Я никогда не была здесь, а она — никогда не вернется, но я уже устала уточнять местоимения.
— Что ж, это хорошо, — говорю я.
— Для нее это было трудное время. Она знала, о чем болтали люди, возможно, они возлагали на нее ответственность, да, по правде говоря, — на нас обоих. Ее мучило то, что они говорили о тебе. Ей была ненавистна мысль о том, что они считали тебя одержимой.
— Они? Он моргает.
— Церковь.
— А-а. Церковь.
В те давние месяцы этот термин служил для Терезы вместилищем стольких чувств и сопутствующих понятий, что я уже не пыталась в них разобраться. Воплощением этого термина было красно-кирпичное здание Давенпортской христианской церкви с рядом высоких глянцевых окон, напоминавших своей формой надгробные камни. Проникавшие сквозь них лучи света призрачно дрожали внутри в пыльном полумраке.

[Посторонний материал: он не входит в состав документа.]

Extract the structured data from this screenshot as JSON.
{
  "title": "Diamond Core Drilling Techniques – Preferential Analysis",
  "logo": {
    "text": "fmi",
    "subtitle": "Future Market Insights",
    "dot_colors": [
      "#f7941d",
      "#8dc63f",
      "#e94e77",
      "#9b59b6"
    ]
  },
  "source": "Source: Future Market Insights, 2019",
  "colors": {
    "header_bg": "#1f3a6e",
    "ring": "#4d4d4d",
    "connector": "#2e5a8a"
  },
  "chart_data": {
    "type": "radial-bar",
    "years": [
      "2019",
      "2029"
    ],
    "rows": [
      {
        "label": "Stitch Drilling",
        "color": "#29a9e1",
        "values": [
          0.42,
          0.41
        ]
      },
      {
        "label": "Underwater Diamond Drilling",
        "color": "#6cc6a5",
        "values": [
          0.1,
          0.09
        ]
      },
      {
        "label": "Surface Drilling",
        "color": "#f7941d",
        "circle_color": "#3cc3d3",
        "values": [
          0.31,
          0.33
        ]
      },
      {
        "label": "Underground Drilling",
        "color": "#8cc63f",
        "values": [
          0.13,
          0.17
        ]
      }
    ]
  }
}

Это была церковь Всевышнего Господа и Святого Духа (но не Иисуса — он был особой святыней, в некотором роде сам по себе). Большинство ее прихожан, множество людей, знали Терезу, можно сказать, еще до того, как она родилась. Они ее любили, оберегали и оценивали каждый ее шаг. Это было все равно что иметь тысячу сверхзаботливых родителей.
Я чуть не рассмеялась:
— Церковь и вправду считает, что Тереза была одержимой? Он хмурится, но я не уверена, из-за чего, — оттого ли, что я оскорбила Церковь, или оттого, что продолжаю называть его дочь по имени.
— Нет, конечно. Просто с тобой было много хлопот. — Звучащее в его голосе здравомыслие, вероятно, никогда не давало расслабиться его дочери. — Ты знаешь, в храме каждую неделю молились за тебя.
— Молились? — Я достаточно хорошо знаю Терезу и уверена, что это унижало бы ее. Сама она молилась, но была не из тех, за кого молились другие.
Отец Терезы наблюдает, не появится ли на моем лице краска стыда или хотя бы несколько слезинок. Раскаяние свидетельствовало бы о маленьком шажке к вере. Однако мне трудно принимать любое из этих понятий всерьез.
Я сажусь на кровать и глубоко погружаюсь в матрас. Так дело не пойдет. Эта двуспальная кровать занимает большую часть комнаты, вокруг нее лишь несколько футов свободного пространства. Где же я буду медитировать?
— Ну да ладно, — говорит отец Терезы. Голос его смягчился. Может быть, он думает, что победил. — Возможно, тебе еще захочется измениться, — добавляет он.
Митч направляется к двери, но не уходит. Я смотрю в окно и чувствую, что он явно медлит. Наконец ощущение странности ситуации заставляет меня обернуться.